I'm a PhD student at Dartmouth working with Prof. Adithya Pediredla in the Rendering and Imaging Science Lab (RISc). My research focuses on building novel imaging systems by leveraging various sensor modalities (namely event cameras, RGBD sensors, etc.). My current research is mainly focused on Novel Acousto-Optic Imaging Systems for fast scanning and communication applications. I am particularly interested in exploring ways to harness ML or non-ML procedures for various real-world applications. Prior to my PhD, I completed my Master's working with Prof. PJ Narayanan at the intersection of 3D Vision and Real-Time Graphics.
Some things I'm interested in:
- Sensors (ToF, Motion Contrast, etc.)
- ML for Imaging
- Processing sensor data
- HPC and Automation for real-world applications
Some personal facts:
- I like capturing low-light images.
- Listening to music
- Driving (I enjoy driving long distances)
- I collect a lot of superhero merchandise and am fond of bubble tea.
Publications:
- Structured light with a million light planes per second - Dhawal Sirikonda, Praneeth Chakravarthula, Ioannis Gkioulekas, Adithya Pediredla. arXiv, 2025.
- GSN: Generalisable Segmentation in Neural Radiance Field - Vinayak Gupta, Rahul Goel, Dhawal Sirikonda, P. J. Narayanan.

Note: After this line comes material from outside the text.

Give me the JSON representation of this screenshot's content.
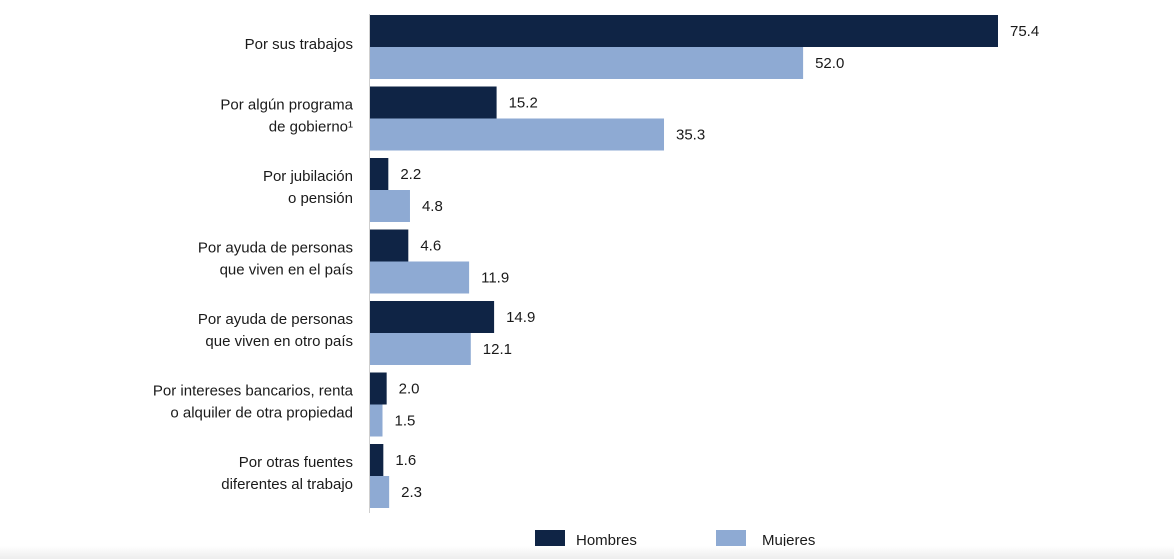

AAAI '24, 2024.
- FusedRF: Fusing Multiple Radiance Fields - Rahul Goel, Dhawal Sirikonda, Rajvi Shah, P. J. Narayanan. XRNeRF CVPR Workshop Paper, 2023.
- Interactive Segmentation of Radiance Fields - Rahul Goel*, Dhawal Sirikonda*, Saurabh Saini, P. J. Narayanan. CVPR '23, 2023.
- Real-Time Rendering of Arbitrary Surface Geometries using Learnt Transfer - Dhawal Sirikonda, Aakash KT, P. J. Narayanan. ICVGIP '22, 2022.
- Learnt Transfer for Surface Geometries - Dhawal Sirikonda, Aakash KT, P. J. Narayanan. HPG '22, 2022.
- StyleTRF: Stylizing Tensorial Radiance Fields - Rahul Goel*, Dhawal Sirikonda*, Saurabh Saini, P. J. Narayanan. ICVGIP '22, 2022.
- PRTT: Precomputed Radiance Transfer Textures - Dhawal Sirikonda, Aakash KT, P. J. Narayanan. arXiv, 2022.
- Transfer Textures for Fast Precomputed Radiance Transfer - Dhawal Sirikonda, Aakash KT, P. J. Narayanan. EuroGraphics '22, 2022.
- Neural View Synthesis with Appearance Editing from Unstructured Images - Pulkit Gera, Aakash KT, Dhawal Sirikonda, P. J. Narayanan. ICVGIP '21, 2021.
- Appearance Editing with Free-viewpoint Neural Rendering - Pulkit Gera, Aakash KT, Dhawal Sirikonda, Parikshit Sakurikar, P. J. Narayanan. arXiv, 2021.
(* = Equal contribution)
Projects:
- Using AO to Sculpt and Steer Light Planes at High Speeds for Scanning Applications: (Research Project) - This project focuses on leveraging Acousto-Optic (AO) techniques to dynamically sculpt and steer light planes at high speeds, enabling efficient and precise scanning applications.
- Underwater Communication: (Research Project) - This project explores the use of Acousto-Optic (AO) sculpting techniques to enhance underwater communication systems.
- Object retrieval from Radiance Fields: (Research Project in collaboration with Dr. Rajvi Shah) - Interactive object and sub-scene retrieval from scenes represented as Radiance Fields. The work involves growing high-confidence object content to encompass intricate details, aiming for accurate retrieval.
- Real-time rendering of Implicit Surfaces using Precomputed Radiance Transfer: (Thesis: CVIT, IIIT-H, 2022) - A simple yet fast approach to address the lack of storage schema in the functional representation of surfaces for the incorporation of Precomputed Radiance transfer (Spherical Harmonics) for both glossy and diffuse materials.
- Exploring storage schemas for Transfer Vector Storage: (Research Project, IIIT-H, 2022) - The project was based on the exploration of storage schemas (UV and Vertex attributes), to find optimal sampling and interpolation for artifact-free renders.
- Appearance Editing and Novel View Synthesis of captured data: (Research project: CVIT, IIIT-H, 2021) - The project extends Novel View synthesis pipelines to accommodate appearance edits. Preprocessing the data using Differentiable rendering for the separation appearance, followed by a disentangled rendering framework.